Over the past year, Jabil has increased its 3D printing capacity, and is currently unites product designers in Silicon Valley with Singapore-based manufacturing teams to accelerate the distributed manufacturing of products. The company said that more than 140 parts for HP’s Jet Fusion 300/500 printers are being produced by Jabil using its combination of Multi Jet Fusion technology and the Jabil Additive Manufacturing Network.

Jabil has also enhanced its end-to-end process control by applying Design for Additive Manufacturing (DfAM) methods to increases part/assembly consolidation, manufacturability, reliability and quality of 3D-printed parts. The platform integrates seamlessly with Jabil’s Intelligent Digital Supply Chain (IDSC) to align materials, printers and customer orders with supply chain demands.

Medical and Aerospace lead the Industry

A market research made by Dimensional Research and sponsored by Jabil among 303 3D printing decision makers at manufacturing companies, reveals major trends in Additive Manufacturing. Industries most frequently reporting use include Aerospace (93%) and Medical Devices (91%). Large manufacturing companies, those with more than 1,000 employees, are notably more likely to use 3D printing (92%) than small ones with less than 100 employees (60%).

Among those that have adopted Additive Manufacturing, far and away the most common use is prototyping (70%). Only a handful (16%) use 3D printing for repair. There is also limited use for bridge production (28%) and tooling (33%). Only just over a third (36%) are using 3D printing for production. The ability to work with metals, ceramics, and composites instead of just plastic opens a world of potential.

Mass Production around the corner

However, the mainstay material for 3D printing remains plastics and polymers (81%). Only about a third use metals (32%) and the same is true of composites (34%). Ceramics are being used by only a small number of manufacturing companies (8%). The manufacturing stakeholders involved in decisions around 3D printing do expect significant growth. The clear majority (93%) expect their use to grow within the next five years.

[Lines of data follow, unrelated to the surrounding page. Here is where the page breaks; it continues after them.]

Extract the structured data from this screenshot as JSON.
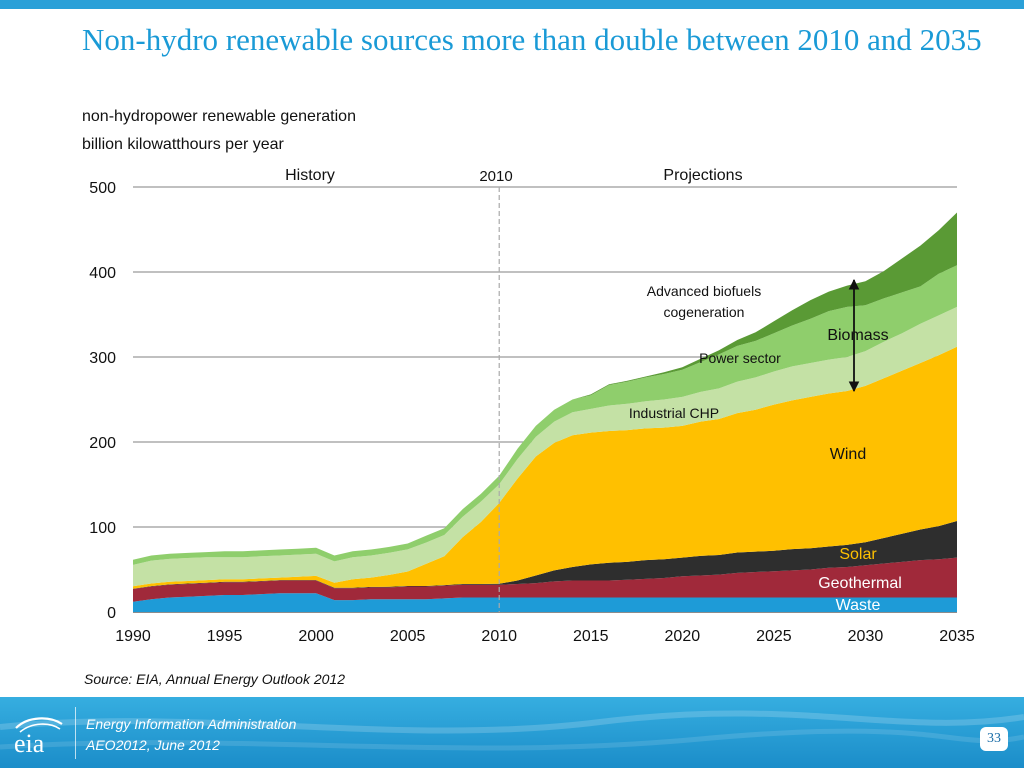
{
  "slide": {
    "title": "Non-hydro renewable sources more than double between 2010 and 2035",
    "subtitle_line1": "non-hydropower renewable generation",
    "subtitle_line2": "billion kilowatthours per year",
    "source": "Source:  EIA, Annual Energy Outlook 2012"
  },
  "footer": {
    "org": "Energy Information Administration",
    "report": "AEO2012, June 2012",
    "logo_text": "eia",
    "page_number": "33"
  },
  "colors": {
    "title": "#1a9ad6",
    "footer": "#1b8dc9",
    "waste": "#1e9bd7",
    "geothermal": "#a0293a",
    "solar": "#2e2e2e",
    "wind": "#ffc000",
    "industrial_chp": "#c4e1a5",
    "power_sector": "#8fce6c",
    "advanced_biofuels": "#5a9a35"
  },
  "chart_data": {
    "type": "area",
    "stacked": true,
    "x": [
      1990,
      1991,
      1992,
      1993,
      1994,
      1995,
      1996,
      1997,
      1998,
      1999,
      2000,
      2001,
      2002,
      2003,
      2004,
      2005,
      2006,
      2007,
      2008,
      2009,
      2010,
      2011,
      2012,
      2013,
      2014,
      2015,
      2016,
      2017,
      2018,
      2019,
      2020,
      2021,
      2022,
      2023,
      2024,
      2025,
      2026,
      2027,
      2028,
      2029,
      2030,
      2031,
      2032,
      2033,
      2034,
      2035
    ],
    "xlim": [
      1990,
      2035
    ],
    "ylim": [
      0,
      500
    ],
    "yticks": [
      0,
      100,
      200,
      300,
      400,
      500
    ],
    "xticks": [
      1990,
      1995,
      2000,
      2005,
      2010,
      2015,
      2020,
      2025,
      2030,
      2035
    ],
    "grid": "horizontal",
    "divider_year": 2010,
    "divider_label": "2010",
    "history_label": "History",
    "projections_label": "Projections",
    "series": [
      {
        "key": "waste",
        "name": "Waste",
        "values": [
          12,
          15,
          17,
          18,
          19,
          20,
          20,
          21,
          22,
          22,
          22,
          14,
          14,
          15,
          15,
          15,
          15,
          16,
          17,
          17,
          17,
          17,
          17,
          17,
          17,
          17,
          17,
          17,
          17,
          17,
          17,
          17,
          17,
          17,
          17,
          17,
          17,
          17,
          17,
          17,
          17,
          17,
          17,
          17,
          17,
          17
        ]
      },
      {
        "key": "geothermal",
        "name": "Geothermal",
        "values": [
          15,
          15,
          15,
          15,
          15,
          15,
          15,
          15,
          15,
          15,
          15,
          14,
          14,
          14,
          14,
          15,
          15,
          15,
          15,
          15,
          15,
          16,
          17,
          19,
          20,
          20,
          20,
          21,
          22,
          23,
          25,
          26,
          27,
          29,
          30,
          31,
          32,
          33,
          35,
          36,
          38,
          40,
          42,
          44,
          45,
          47
        ]
      },
      {
        "key": "solar",
        "name": "Solar",
        "values": [
          0.4,
          0.5,
          0.5,
          0.5,
          0.5,
          0.5,
          0.5,
          0.5,
          0.5,
          0.5,
          0.5,
          0.5,
          0.5,
          0.5,
          0.6,
          0.6,
          0.6,
          0.6,
          0.9,
          0.9,
          1.2,
          4,
          9,
          13,
          16,
          19,
          21,
          21,
          22,
          22,
          22,
          23,
          23,
          24,
          24,
          24,
          25,
          25,
          25,
          26,
          27,
          30,
          33,
          36,
          39,
          43
        ]
      },
      {
        "key": "wind",
        "name": "Wind",
        "values": [
          3,
          3,
          3,
          3,
          3,
          3,
          3,
          3,
          3,
          4,
          5,
          6,
          10,
          11,
          14,
          17,
          26,
          34,
          55,
          73,
          95,
          120,
          140,
          150,
          155,
          155,
          155,
          155,
          155,
          155,
          155,
          158,
          160,
          164,
          167,
          172,
          175,
          178,
          180,
          181,
          184,
          188,
          192,
          196,
          201,
          205
        ]
      },
      {
        "key": "industrial_chp",
        "name": "Industrial CHP",
        "values": [
          25,
          27,
          27,
          27,
          27,
          26,
          26,
          26,
          26,
          26,
          26,
          25,
          26,
          26,
          26,
          26,
          25,
          25,
          24,
          24,
          22,
          23,
          23,
          25,
          27,
          28,
          30,
          31,
          32,
          33,
          34,
          35,
          36,
          37,
          38,
          39,
          40,
          40,
          40,
          40,
          41,
          43,
          44,
          46,
          47,
          47
        ]
      },
      {
        "key": "power_sector",
        "name": "Power sector",
        "values": [
          6,
          6,
          6,
          6,
          6,
          7,
          7,
          7,
          7,
          7,
          7,
          7,
          7,
          7,
          7,
          7,
          8,
          8,
          9,
          9,
          10,
          12,
          13,
          14,
          15,
          16,
          24,
          26,
          28,
          30,
          32,
          35,
          40,
          42,
          43,
          45,
          48,
          52,
          57,
          59,
          54,
          51,
          48,
          44,
          49,
          49
        ]
      },
      {
        "key": "advanced_biofuels",
        "name": "Advanced biofuels cogeneration",
        "values": [
          0,
          0,
          0,
          0,
          0,
          0,
          0,
          0,
          0,
          0,
          0,
          0,
          0,
          0,
          0,
          0,
          0,
          0,
          0,
          0,
          0,
          0,
          0,
          0,
          0,
          1,
          1,
          1,
          1,
          2,
          3,
          4,
          5,
          7,
          10,
          14,
          18,
          22,
          23,
          25,
          28,
          32,
          40,
          48,
          51,
          62
        ]
      }
    ],
    "labels": {
      "waste": "Waste",
      "geothermal": "Geothermal",
      "solar": "Solar",
      "wind": "Wind",
      "industrial_chp": "Industrial CHP",
      "power_sector": "Power sector",
      "advanced_biofuels_line1": "Advanced biofuels",
      "advanced_biofuels_line2": "cogeneration",
      "biomass": "Biomass"
    }
  }
}
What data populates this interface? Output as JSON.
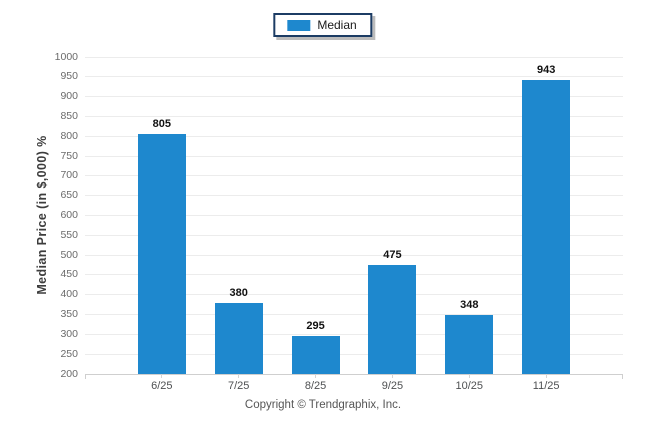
{
  "legend": {
    "label": "Median",
    "swatch_color": "#1e88ce"
  },
  "y_axis_title": "Median Price (in $,000) %",
  "footer": "Copyright © Trendgraphix, Inc.",
  "colors": {
    "bar": "#1e88ce",
    "gridline": "#ececec",
    "axis_line": "#cfcfcf",
    "legend_border": "#1c3c64"
  },
  "chart_data": {
    "type": "bar",
    "title": "",
    "categories": [
      "6/25",
      "7/25",
      "8/25",
      "9/25",
      "10/25",
      "11/25"
    ],
    "series": [
      {
        "name": "Median",
        "values": [
          805,
          380,
          295,
          475,
          348,
          943
        ]
      }
    ],
    "xlabel": "",
    "ylabel": "Median Price (in $,000) %",
    "ylim": [
      200,
      1000
    ],
    "ytick_step": 50,
    "yticks": [
      1000,
      950,
      900,
      850,
      800,
      750,
      700,
      650,
      600,
      550,
      500,
      450,
      400,
      350,
      300,
      250,
      200
    ],
    "grid": "horizontal",
    "legend_position": "top-center",
    "bar_color": "#1e88ce",
    "value_labels_shown": true
  }
}
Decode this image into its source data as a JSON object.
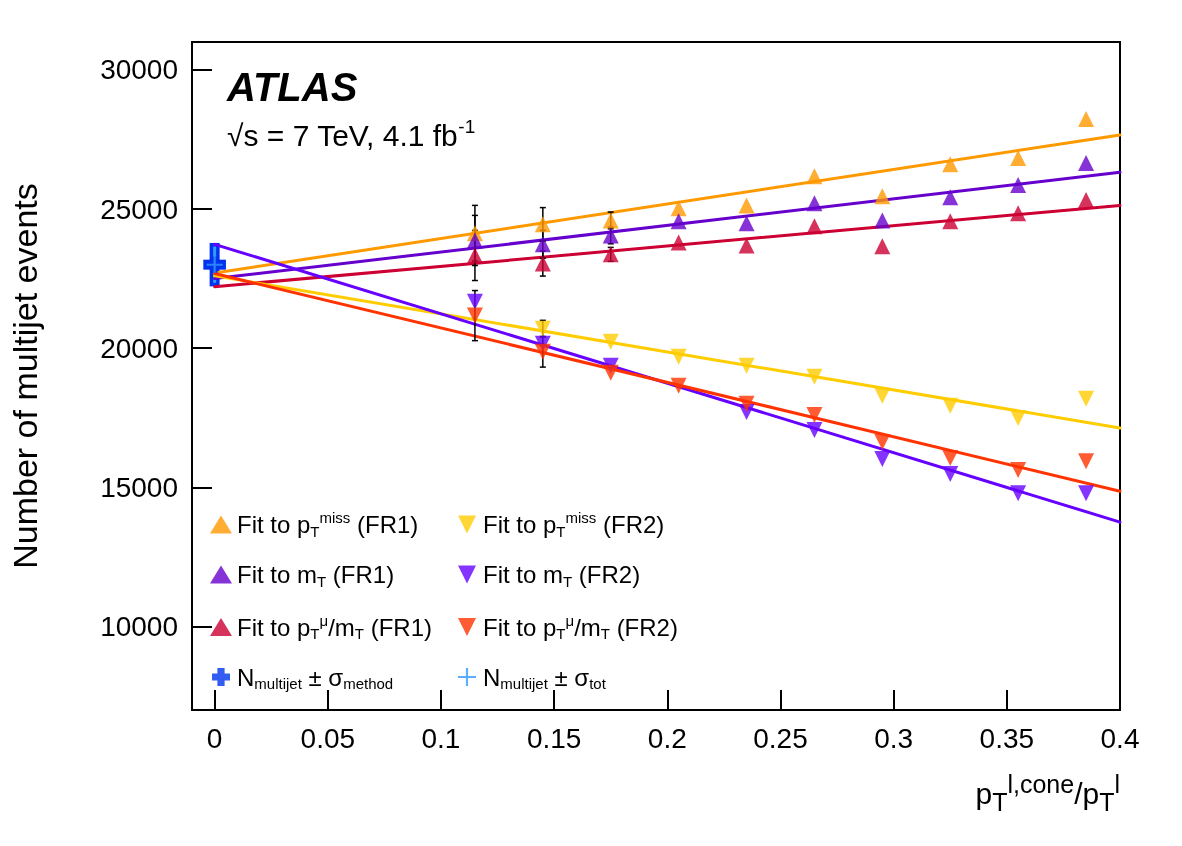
{
  "chart_data": {
    "type": "scatter",
    "title": "ATLAS",
    "subtitle": "√s = 7 TeV, 4.1 fb$^{-1}$",
    "xlabel": "p$_{T}$$^{l,cone}$/p$_{T}$$^{l}$",
    "ylabel": "Number of multijet events",
    "xlim": [
      -0.01,
      0.4
    ],
    "xticks": [
      0,
      0.05,
      0.1,
      0.15,
      0.2,
      0.25,
      0.3,
      0.35,
      0.4
    ],
    "ylim": [
      7000,
      31000
    ],
    "yticks": [
      10000,
      15000,
      20000,
      25000,
      30000
    ],
    "grid": false,
    "legend": "bottom left",
    "series": [
      {
        "name": "Fit to p$_{T}$$^{miss}$ (FR1)",
        "color": "#ff9900",
        "marker": "triangle",
        "x": [
          0.115,
          0.145,
          0.175,
          0.205,
          0.235,
          0.265,
          0.295,
          0.325,
          0.355,
          0.385
        ],
        "values": [
          24130,
          24450,
          24590,
          25030,
          25130,
          26180,
          25460,
          26610,
          26830,
          28230
        ],
        "errors": [
          1000,
          600,
          300,
          null,
          null,
          null,
          null,
          null,
          null,
          null
        ]
      },
      {
        "name": "Fit to m$_{T}$ (FR1)",
        "color": "#6600cc",
        "marker": "triangle",
        "x": [
          0.115,
          0.145,
          0.175,
          0.205,
          0.235,
          0.265,
          0.295,
          0.325,
          0.355,
          0.385
        ],
        "values": [
          23870,
          23730,
          24050,
          24560,
          24490,
          25210,
          24590,
          25420,
          25860,
          26650
        ],
        "errors": [
          900,
          500,
          300,
          null,
          null,
          null,
          null,
          null,
          null,
          null
        ]
      },
      {
        "name": "Fit to p$_{T}$$^{μ}$/m$_{T}$ (FR1)",
        "color": "#cc0033",
        "marker": "triangle",
        "x": [
          0.115,
          0.145,
          0.175,
          0.205,
          0.235,
          0.265,
          0.295,
          0.325,
          0.355,
          0.385
        ],
        "values": [
          23330,
          23040,
          23370,
          23800,
          23690,
          24380,
          23660,
          24560,
          24850,
          25320
        ],
        "errors": [
          900,
          450,
          250,
          null,
          null,
          null,
          null,
          null,
          null,
          null
        ]
      },
      {
        "name": "N$_{multijet}$ ± σ$_{method}$",
        "color": "#0033ee",
        "marker": "cross",
        "x": [
          0
        ],
        "values": [
          23000
        ],
        "errors": [
          780
        ],
        "xerrors": [
          0.005
        ]
      },
      {
        "name": "Fit to p$_{T}$$^{miss}$ (FR2)",
        "color": "#ffcc00",
        "marker": "triangle-down",
        "x": [
          0.145,
          0.175,
          0.205,
          0.235,
          0.265,
          0.295,
          0.325,
          0.355,
          0.385
        ],
        "values": [
          20700,
          20230,
          19690,
          19370,
          18970,
          18290,
          17930,
          17490,
          18180
        ],
        "errors": [
          300,
          null,
          null,
          null,
          null,
          null,
          null,
          null,
          null
        ]
      },
      {
        "name": "Fit to m$_{T}$ (FR2)",
        "color": "#6600ff",
        "marker": "triangle-down",
        "x": [
          0.115,
          0.145,
          0.175,
          0.205,
          0.235,
          0.265,
          0.295,
          0.325,
          0.355,
          0.385
        ],
        "values": [
          21670,
          20160,
          19370,
          null,
          17710,
          17060,
          16020,
          15480,
          14790,
          14790
        ],
        "errors": [
          null,
          null,
          null,
          null,
          null,
          null,
          null,
          null,
          null,
          null
        ]
      },
      {
        "name": "Fit to p$_{T}$$^{μ}$/m$_{T}$ (FR2)",
        "color": "#ff3300",
        "marker": "triangle-down",
        "x": [
          0.115,
          0.145,
          0.175,
          0.205,
          0.235,
          0.265,
          0.295,
          0.325,
          0.355,
          0.385
        ],
        "values": [
          21170,
          19870,
          19120,
          18650,
          18000,
          17600,
          16630,
          16050,
          15620,
          15940
        ],
        "errors": [
          900,
          550,
          null,
          null,
          null,
          null,
          null,
          null,
          null,
          null
        ]
      },
      {
        "name": "N$_{multijet}$ ± σ$_{tot}$",
        "color": "#3399ff",
        "marker": "cross",
        "x": [
          0
        ],
        "values": [
          23000
        ],
        "errors": [
          650
        ]
      },
      {
        "type": "line",
        "color": "#ff9900",
        "marker": "none",
        "x": [
          0,
          0.4
        ],
        "values": [
          22700,
          27660
        ]
      },
      {
        "type": "line",
        "color": "#6600cc",
        "marker": "none",
        "x": [
          0,
          0.4
        ],
        "values": [
          22500,
          26320
        ]
      },
      {
        "type": "line",
        "color": "#cc0033",
        "marker": "none",
        "x": [
          0,
          0.4
        ],
        "values": [
          22210,
          25130
        ]
      },
      {
        "type": "line",
        "color": "#ffcc00",
        "marker": "none",
        "x": [
          0,
          0.4
        ],
        "values": [
          22600,
          17130
        ]
      },
      {
        "type": "line",
        "color": "#6600ff",
        "marker": "none",
        "x": [
          0,
          0.4
        ],
        "values": [
          23730,
          13750
        ]
      },
      {
        "type": "line",
        "color": "#ff3300",
        "marker": "none",
        "x": [
          0,
          0.4
        ],
        "values": [
          22680,
          14860
        ]
      }
    ]
  }
}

Most expect that growth to be significant, including 40% that report they will more than double their current 3D printing levels plus a remarkable 23% that expect their use of 3D printing to increase by a factor of five or more. While most manufacturing companies are using 3D printing, it is not yet the norm to use 3D printing in production. Less than a third (29%) report that they are currently printing production parts.